Mr. President, End this Farm Subsidy Boondoggle

Before taking office, President Barack Obama pledged to cut government waste: “We cannot sustain a system that bleeds billions of taxpayer dollars on programs that have outlived their usefulness.”  Yet after signing the $410 billion omnibus (the largest annual increase in 30 years) on top of the gargantuan $787 billion spending package with questionable items to “stimulate” the economy, it seems like what is bleeding is that promise’s credibility. 

Yet the President still has an opportunity to redeem himself on spending by following through with his $2 trillion federal cost-cutting promise.  In his first address to the joint session of Congress, Obama named farm subsidy programs as a top candidate for the chopping block.  The Commodity Credit Corporation (CCC) is the Agriculture Department agency responsible for administering subsidy programs, notorious for funding large agribusiness.

This wasn’t the first time the President singled out the CCC for excess.  In November, Obama criticized the CCC’s gross misallocation of $49 million in farm subsidies to farmers who were ineligible for the program because they earned more than $2.5 million per year.  Despite such gross mismanagement, the CCC will receive $1 billion as part of the stimulus package and more than $3 billion in the omnibus—on top of its annual $12 billion budget. 

The CCC is a New Deal relic, created in 1933 to support the then-struggling farm industry.  At the height of the Great Depression, the average farmer earned only half the income of the average American household.  To stabilize farm income and prices, the CCC offered subsidies in the form of direct payments, countercyclical payments, price support programs, as well as conservation programs. 

Direct and countercyclical payments are used alternatively to compensate farmers for producing crops depending on market demand.  When crop prices are low, the price support program enables farmers to use their crops as collateral for non recourse loans from the USDA, without the risk of default.  To counteract overuse, conservation programs pay farmers for not producing crops on their land. 

As farmers become richer, more efficient, and fewer, the continued relevancy of the CCC is questionable.  Yet the CCC’s expenditures continue to grow today despite the wealth of American agriculture.   In 2005 the average farm household earned 26 percent higher income than the average American household. 

Moreover, the majority of CCC subsidies are collected by large agribusiness firms.  Over the past decade, 75 percent of the $177 billion in total subsidy payments was collected by the top 10 percent of subsidy recipients.  This largesse not only wastes Americans’ tax dollars, it inflates the price they pay for food.

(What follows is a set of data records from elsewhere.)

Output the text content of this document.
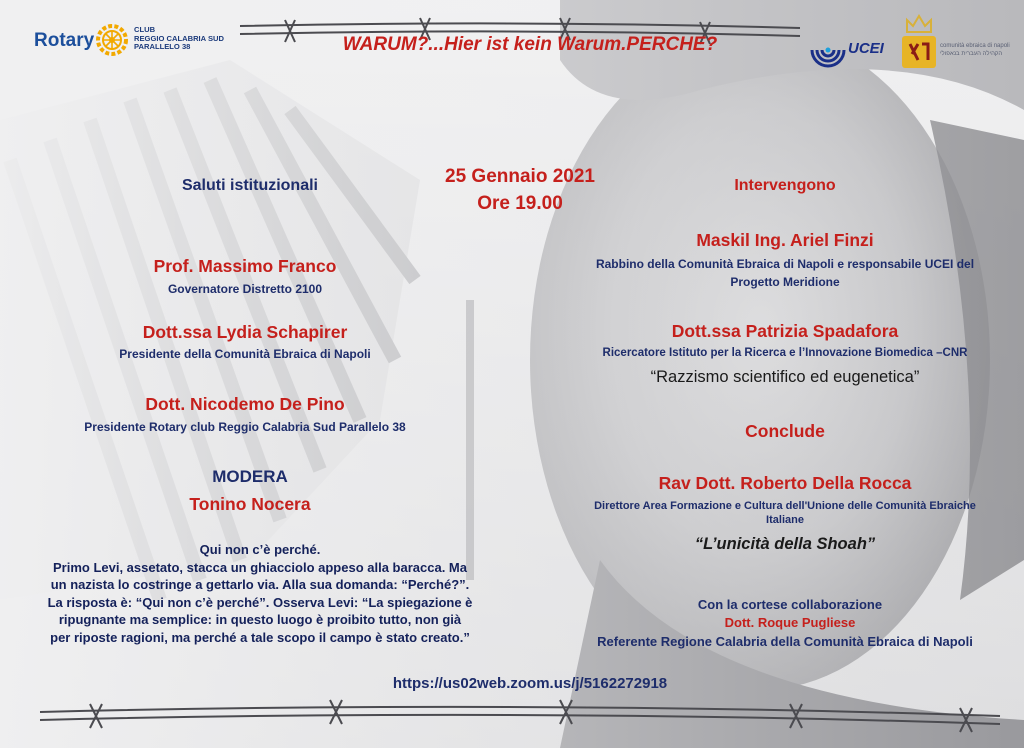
Rotary
CLUB
REGGIO CALABRIA SUD
PARALLELO 38	WARUM?...Hier ist kein Warum.PERCHE?	UCEI	comunità ebraica di napoli
הקהילה העברית בנאפולי
25 Gennaio 2021
Ore 19.00
Saluti istituzionali
Prof. Massimo Franco
Governatore Distretto 2100
Dott.ssa Lydia Schapirer
Presidente della Comunità Ebraica di Napoli
Dott. Nicodemo De Pino
Presidente Rotary club Reggio Calabria Sud Parallelo 38
MODERA
Tonino Nocera
Qui non c’è perché.
Primo Levi, assetato, stacca un ghiacciolo appeso alla baracca. Ma
un nazista lo costringe a gettarlo via. Alla sua domanda: “Perché?”.
La risposta è: “Qui non c’è perché”. Osserva Levi: “La spiegazione è
ripugnante ma semplice: in questo luogo è proibito tutto, non già
per riposte ragioni, ma perché a tale scopo il campo è stato creato.”
Intervengono
Maskil Ing. Ariel Finzi
Rabbino della Comunità Ebraica di Napoli e responsabile UCEI del
Progetto Meridione
Dott.ssa Patrizia Spadafora
Ricercatore Istituto per la Ricerca e l’Innovazione Biomedica –CNR
“Razzismo scientifico ed eugenetica”
Conclude
Rav Dott. Roberto Della Rocca
Direttore Area Formazione e Cultura dell'Unione delle Comunità Ebraiche
Italiane
“L’unicità della Shoah”
Con la cortese collaborazione
Dott. Roque Pugliese
Referente Regione Calabria della Comunità Ebraica di Napoli
https://us02web.zoom.us/j/5162272918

Agricultural subsidies often have a regressive effect not only on domestic but international economies as well.  Protectionist subsidies create barriers to trade for less developed countries that rely most heavily on agriculture as a means of development.  U.S. farm subsidies often encourage excessive crop production by artificially boosting demand.  Overproduction skews world prices, which helps stifle economic development by making it difficult for developing countries to enter the market and remain competitive.  The International Monetary Fund estimates that the elimination of farm subsidies could add $100 billion to global welfare.

Overproduction can also increase pollution and overuse of land.  Excessive production can degrade farmland, which then requires the use of added pesticides and fertilizers to remain agriculturally viable.  According to the World Resources Institute, agriculture is the biggest source of pollution in U.S. rivers and lakes.  Overproduction also results in the development of marginal farmland, causing loss of habitat and other natural resources. 

The CCC has outlived any purpose it may once have had.  The continued subsidization of the US farm industry comes at the expense of the environment, consumers, and producers in developing countries.  These costs are too high to continue. 

As the financial crisis deepens, the destabilizing effect of subsidies needs to be reexamined.   If President Obama is ever to make up for the current spending spree, he must confront and eliminate boondoggles like the Commodity Credit Corporation.

Amanda France is a research associate at the Competitive Enterprise Institute.